What is interesting for me is how these criteria tie into Neuroscientific Research. Martha Burns talks about it in her article “I’m a Neuroscientist. Here’s How Teachers Change Kids’ Brains.” As she explains, teachers can impact students’ brains because of their neuroplasticity. Neuroplastic basic means changeable, and kids brains have 3 ways they can be changed, helped along by certain chemical neuromodulators. The first way is “proliferation” where the brain makes new synapses and pathways, especially in the early years. The second way is “pruning” which, just as it sounds, is the elimination of unused processes and pathways. Finally, there is “consolidation”, which is our brain deciding what is used most often to keep it handy and myelinating (coating) the connections to make these parts work even better.
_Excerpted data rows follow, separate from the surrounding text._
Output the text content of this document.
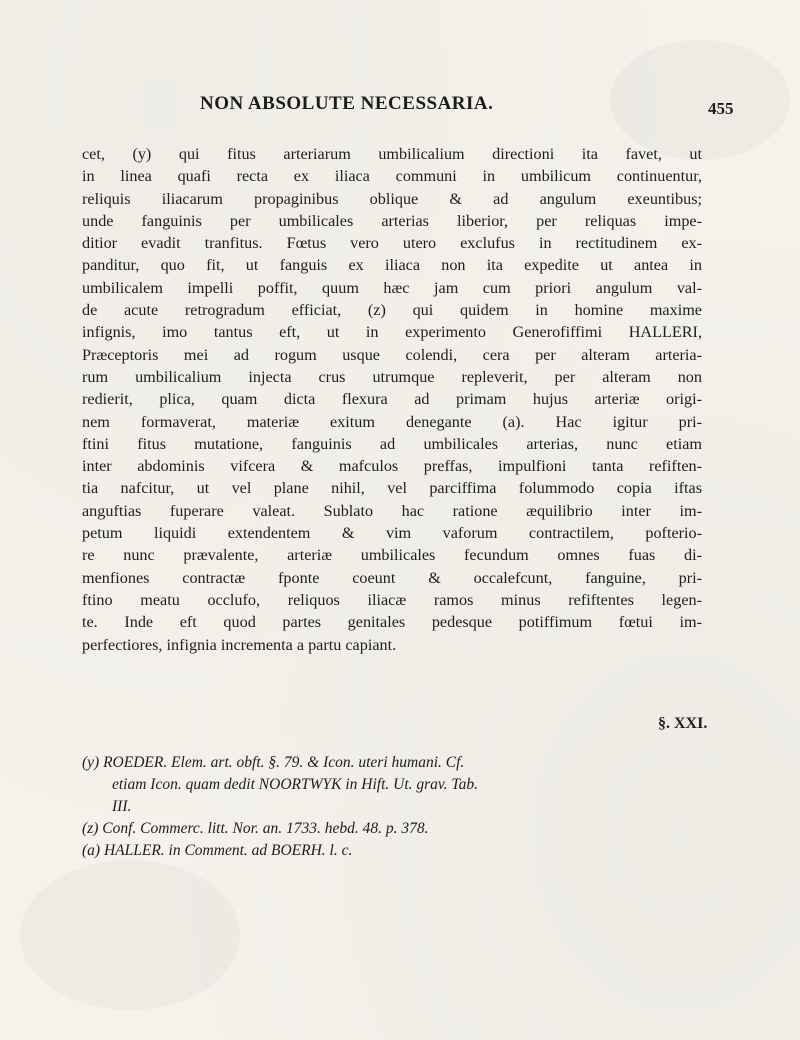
NON ABSOLUTE NECESSARIA.	455
cet, (y) qui fitus arteriarum umbilicalium directioni ita favet, ut
in linea quafi recta ex iliaca communi in umbilicum continuentur,
reliquis iliacarum propaginibus oblique & ad angulum exeuntibus;
unde fanguinis per umbilicales arterias liberior, per reliquas impe-
ditior evadit tranfitus. Fœtus vero utero exclufus in rectitudinem ex-
panditur, quo fit, ut fanguis ex iliaca non ita expedite ut antea in
umbilicalem impelli poffit, quum hæc jam cum priori angulum val-
de acute retrogradum efficiat, (z) qui quidem in homine maxime
infignis, imo tantus eft, ut in experimento Generofiffimi HALLERI,
Præceptoris mei ad rogum usque colendi, cera per alteram arteria-
rum umbilicalium injecta crus utrumque repleverit, per alteram non
redierit, plica, quam dicta flexura ad primam hujus arteriæ origi-
nem formaverat, materiæ exitum denegante (a). Hac igitur pri-
ftini fitus mutatione, fanguinis ad umbilicales arterias, nunc etiam
inter abdominis vifcera & mafculos preffas, impulfioni tanta refiften-
tia nafcitur, ut vel plane nihil, vel parciffima folummodo copia iftas
anguftias fuperare valeat. Sublato hac ratione æquilibrio inter im-
petum liquidi extendentem & vim vaforum contractilem, pofterio-
re nunc prævalente, arteriæ umbilicales fecundum omnes fuas di-
menfiones contractæ fponte coeunt & occalefcunt, fanguine, pri-
ftino meatu occlufo, reliquos iliacæ ramos minus refiftentes legen-
te. Inde eft quod partes genitales pedesque potiffimum fœtui im-
perfectiores, infignia incrementa a partu capiant.
§. XXI.
(y) ROEDER. Elem. art. obft. §. 79. & Icon. uteri humani. Cf.
etiam Icon. quam dedit NOORTWYK in Hift. Ut. grav. Tab.
III.
(z) Conf. Commerc. litt. Nor. an. 1733. hebd. 48. p. 378.
(a) HALLER. in Comment. ad BOERH. l. c.
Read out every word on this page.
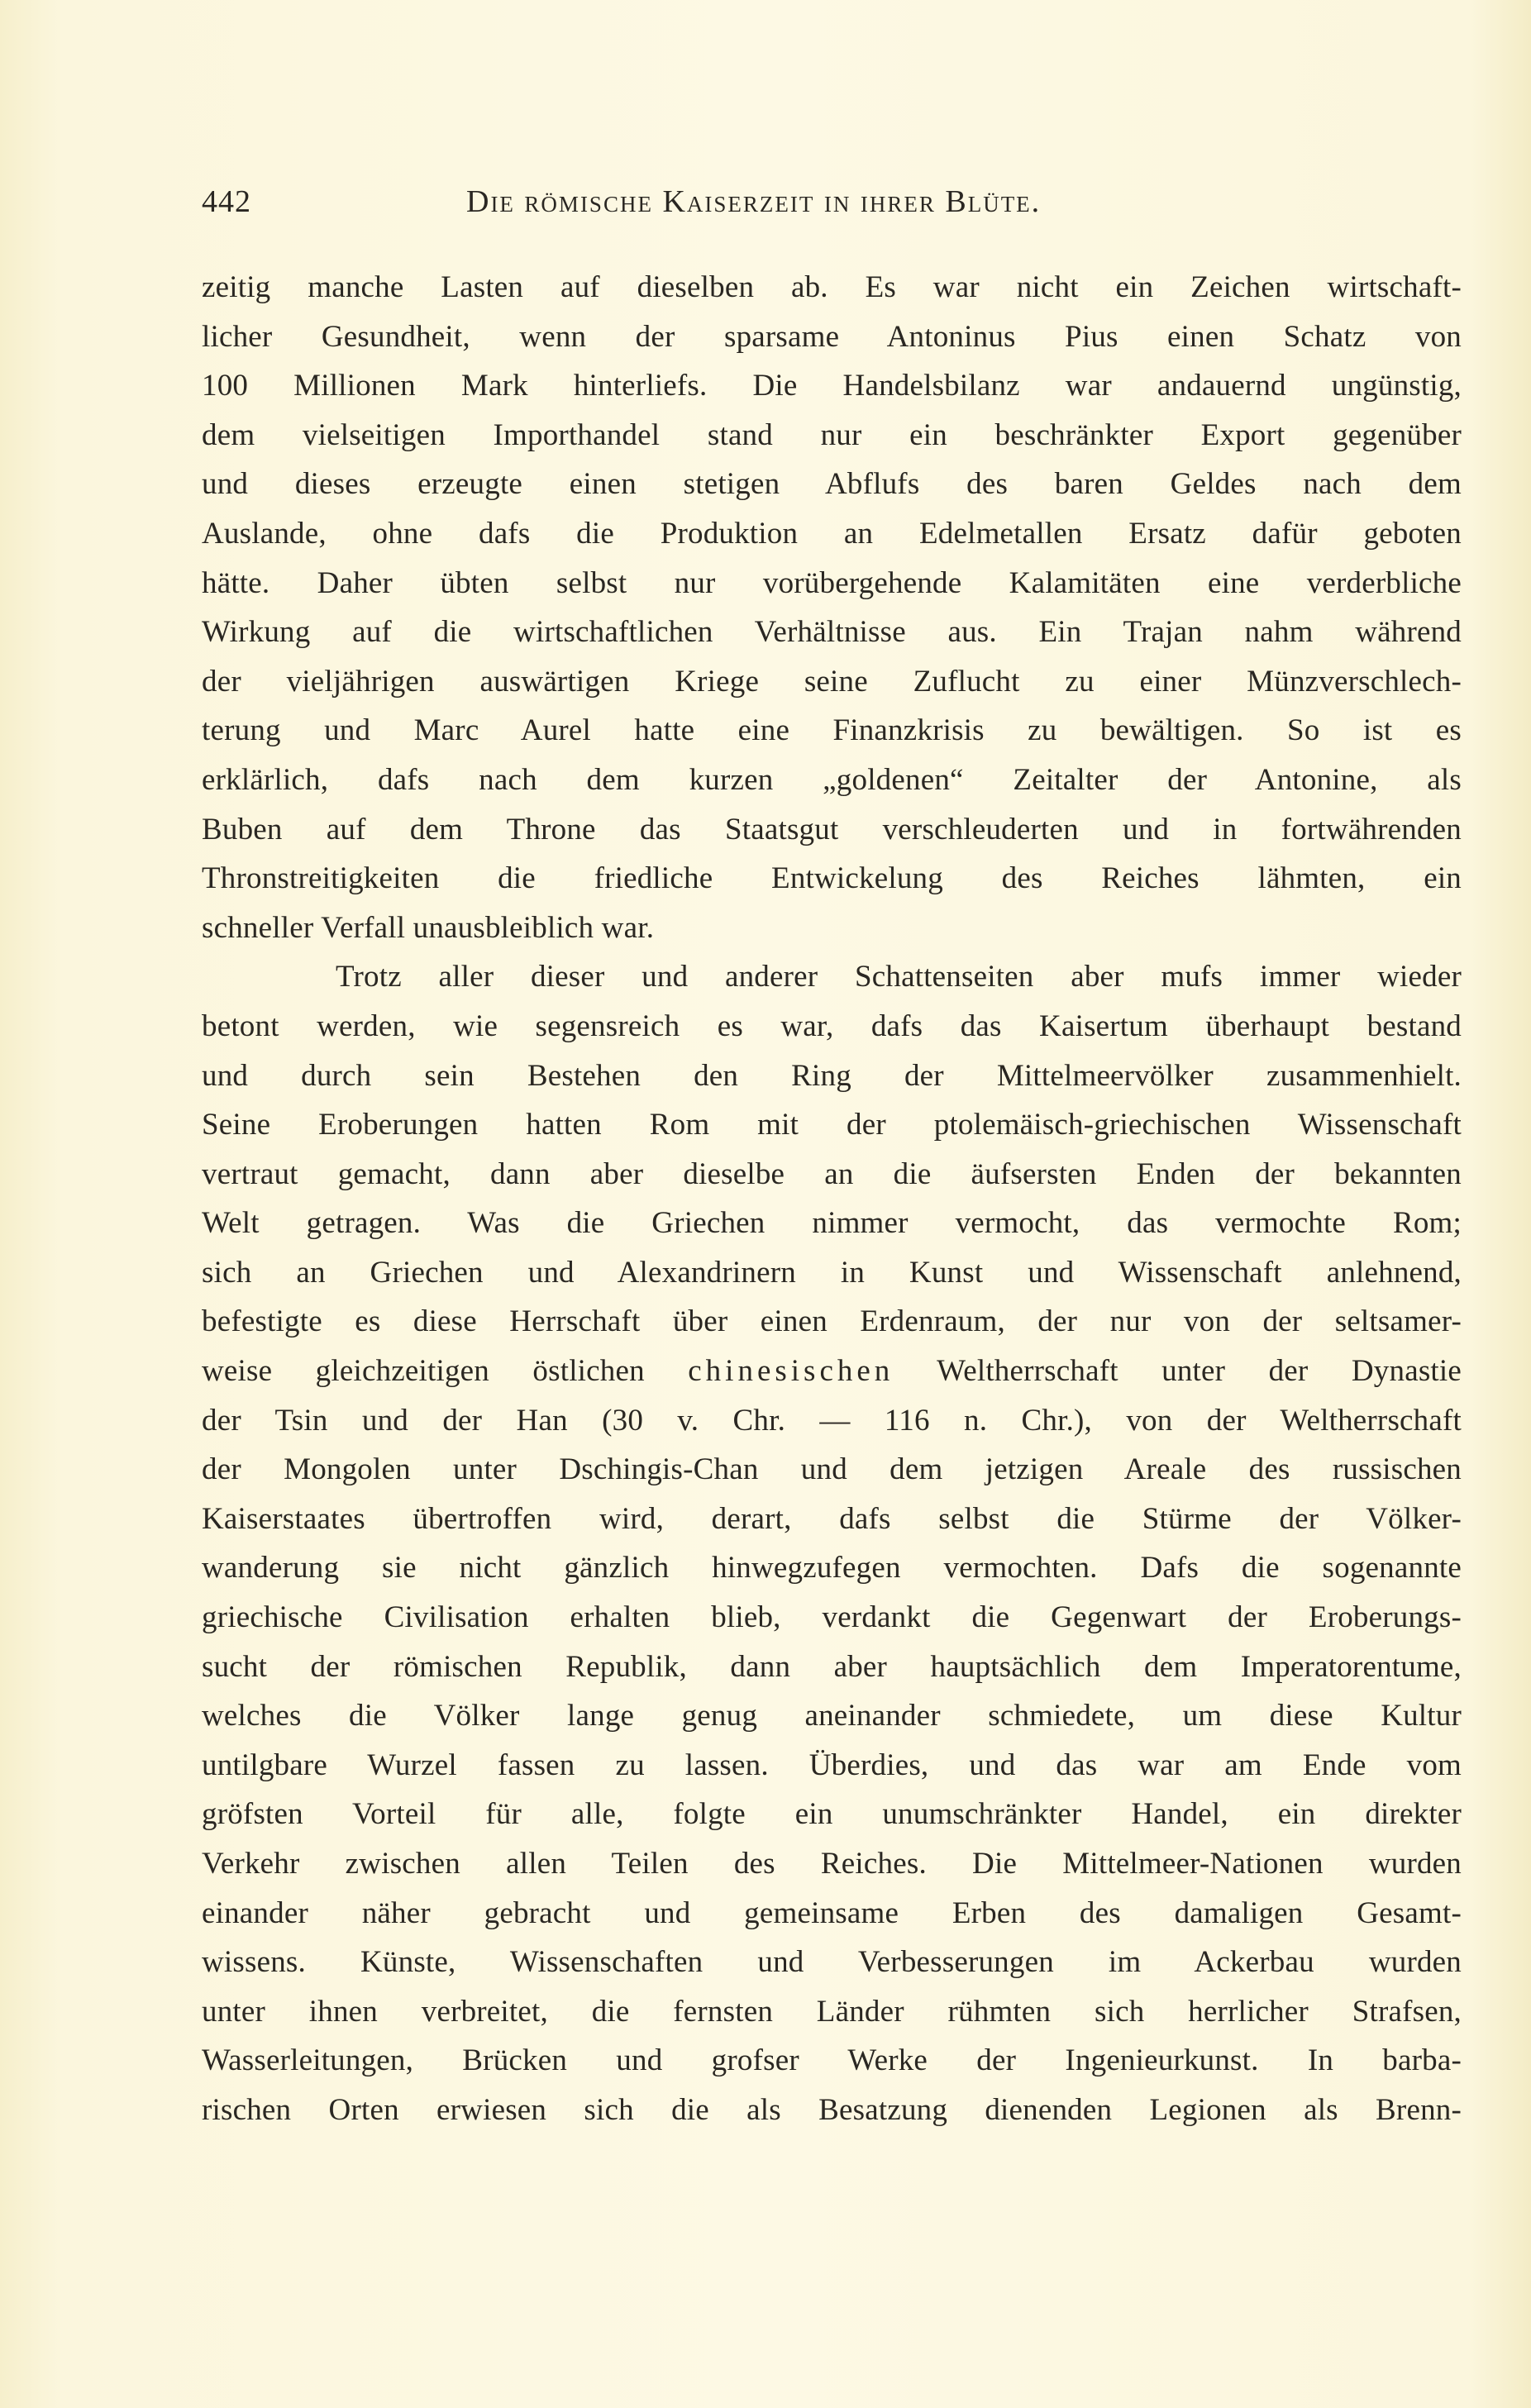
442	Die römische Kaiserzeit in ihrer Blüte.
zeitig manche Lasten auf dieselben ab. Es war nicht ein Zeichen wirtschaft-
licher Gesundheit, wenn der sparsame Antoninus Pius einen Schatz von
100 Millionen Mark hinterliefs. Die Handelsbilanz war andauernd ungünstig,
dem vielseitigen Importhandel stand nur ein beschränkter Export gegenüber
und dieses erzeugte einen stetigen Abflufs des baren Geldes nach dem
Auslande, ohne dafs die Produktion an Edelmetallen Ersatz dafür geboten
hätte. Daher übten selbst nur vorübergehende Kalamitäten eine verderbliche
Wirkung auf die wirtschaftlichen Verhältnisse aus. Ein Trajan nahm während
der vieljährigen auswärtigen Kriege seine Zuflucht zu einer Münzverschlech-
terung und Marc Aurel hatte eine Finanzkrisis zu bewältigen. So ist es
erklärlich, dafs nach dem kurzen „goldenen“ Zeitalter der Antonine, als
Buben auf dem Throne das Staatsgut verschleuderten und in fortwährenden
Thronstreitigkeiten die friedliche Entwickelung des Reiches lähmten, ein
schneller Verfall unausbleiblich war.
Trotz aller dieser und anderer Schattenseiten aber mufs immer wieder
betont werden, wie segensreich es war, dafs das Kaisertum überhaupt bestand
und durch sein Bestehen den Ring der Mittelmeervölker zusammenhielt.
Seine Eroberungen hatten Rom mit der ptolemäisch-griechischen Wissenschaft
vertraut gemacht, dann aber dieselbe an die äufsersten Enden der bekannten
Welt getragen. Was die Griechen nimmer vermocht, das vermochte Rom;
sich an Griechen und Alexandrinern in Kunst und Wissenschaft anlehnend,
befestigte es diese Herrschaft über einen Erdenraum, der nur von der seltsamer-
weise gleichzeitigen östlichen chinesischen Weltherrschaft unter der Dynastie
der Tsin und der Han (30 v. Chr. — 116 n. Chr.), von der Weltherrschaft
der Mongolen unter Dschingis-Chan und dem jetzigen Areale des russischen
Kaiserstaates übertroffen wird, derart, dafs selbst die Stürme der Völker-
wanderung sie nicht gänzlich hinwegzufegen vermochten. Dafs die sogenannte
griechische Civilisation erhalten blieb, verdankt die Gegenwart der Eroberungs-
sucht der römischen Republik, dann aber hauptsächlich dem Imperatorentume,
welches die Völker lange genug aneinander schmiedete, um diese Kultur
untilgbare Wurzel fassen zu lassen. Überdies, und das war am Ende vom
gröfsten Vorteil für alle, folgte ein unumschränkter Handel, ein direkter
Verkehr zwischen allen Teilen des Reiches. Die Mittelmeer-Nationen wurden
einander näher gebracht und gemeinsame Erben des damaligen Gesamt-
wissens. Künste, Wissenschaften und Verbesserungen im Ackerbau wurden
unter ihnen verbreitet, die fernsten Länder rühmten sich herrlicher Strafsen,
Wasserleitungen, Brücken und grofser Werke der Ingenieurkunst. In barba-
rischen Orten erwiesen sich die als Besatzung dienenden Legionen als Brenn-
So, when we are learning, “What” we teach impacts what skills are developed, which information is remembered and which are lost. And the learning skills (attention, memory, processing) are incredibly important, so we need to both develop and promote them. And we need to continue to challenge students as they develop their skills and knowledge to match their level and needs if we want learning to continue. Students’ brains proliferate and consolidate what they use, and prune what they don’t, so we need to put their brains to good use.
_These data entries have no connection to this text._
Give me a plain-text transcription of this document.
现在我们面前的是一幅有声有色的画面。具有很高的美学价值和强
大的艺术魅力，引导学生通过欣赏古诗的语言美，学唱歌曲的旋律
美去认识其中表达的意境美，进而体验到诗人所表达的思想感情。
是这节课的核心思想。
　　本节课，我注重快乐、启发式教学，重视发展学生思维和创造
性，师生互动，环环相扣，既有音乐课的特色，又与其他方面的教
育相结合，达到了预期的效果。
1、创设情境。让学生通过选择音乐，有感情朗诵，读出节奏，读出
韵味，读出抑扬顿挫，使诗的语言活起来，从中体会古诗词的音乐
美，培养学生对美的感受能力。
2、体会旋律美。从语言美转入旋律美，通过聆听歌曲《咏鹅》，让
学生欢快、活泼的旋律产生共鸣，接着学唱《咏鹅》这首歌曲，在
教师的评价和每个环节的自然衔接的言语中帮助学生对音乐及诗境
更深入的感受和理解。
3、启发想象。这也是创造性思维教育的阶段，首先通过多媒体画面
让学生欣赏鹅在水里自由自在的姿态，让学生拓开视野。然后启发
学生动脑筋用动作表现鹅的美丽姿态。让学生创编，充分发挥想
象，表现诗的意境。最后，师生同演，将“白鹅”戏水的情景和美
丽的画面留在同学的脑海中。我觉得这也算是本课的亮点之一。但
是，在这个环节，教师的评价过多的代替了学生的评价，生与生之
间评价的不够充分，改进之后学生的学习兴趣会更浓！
As for the “When”, we know that with our brains, “practice makes permanent.” So ideas need to be repeated and reinforced with enough frequency and intensity, without becoming repetitive and boring. We need to revisit prior knowledge while building in new knowledge. And we need to help students organize and contextualize it all, consolidating and clarifying ideas as we go. Again this comes back to the proliferating and consolidating of our neural pathways ensuring that the right pathways develop permanence.
Finally there is the “How” we teach, and this is where all the chemical Neuromodulators come in. Burns uses the acronym “ReNEW” representing Reinforcement, Novelty, Enhanced Attention, and Well-Being. Reinforcement and Novelty are dopamine based. Dopamine helps things get into the brain permanently and is produced during moments of positive feedback and during new experiences. Luckily, new and interesting experiences also help enhance attention so captivating learning experiences not only increase dopamine, they generate acetylcholine and norepinephrine as well, increasing attention and retention, so we are providing multiple wins for our students’ brains at once.
But possibly most important, is how students feel. When we feel good our bodies produce serotonin, and we produce it even more when we have trust and confidence. And serotonin is linked to both how fast we learn and to our memory and recall. That is why caring is so important for our students and why we need to confer with them to ensure they feel confidence in what we are doing. And it is why classroom management plays a central role in ensuring our environment is one that guarantees students’ Well-Being. When we feel good, we learn better.
Hmmm. That is a lot of Neuroscientific,biochemical jargon that boils down to one simple statement:
What we have identified as good teaching and learning is apparently also good for kids’ brains; and from what our students tell us, we are helping their brains a lot.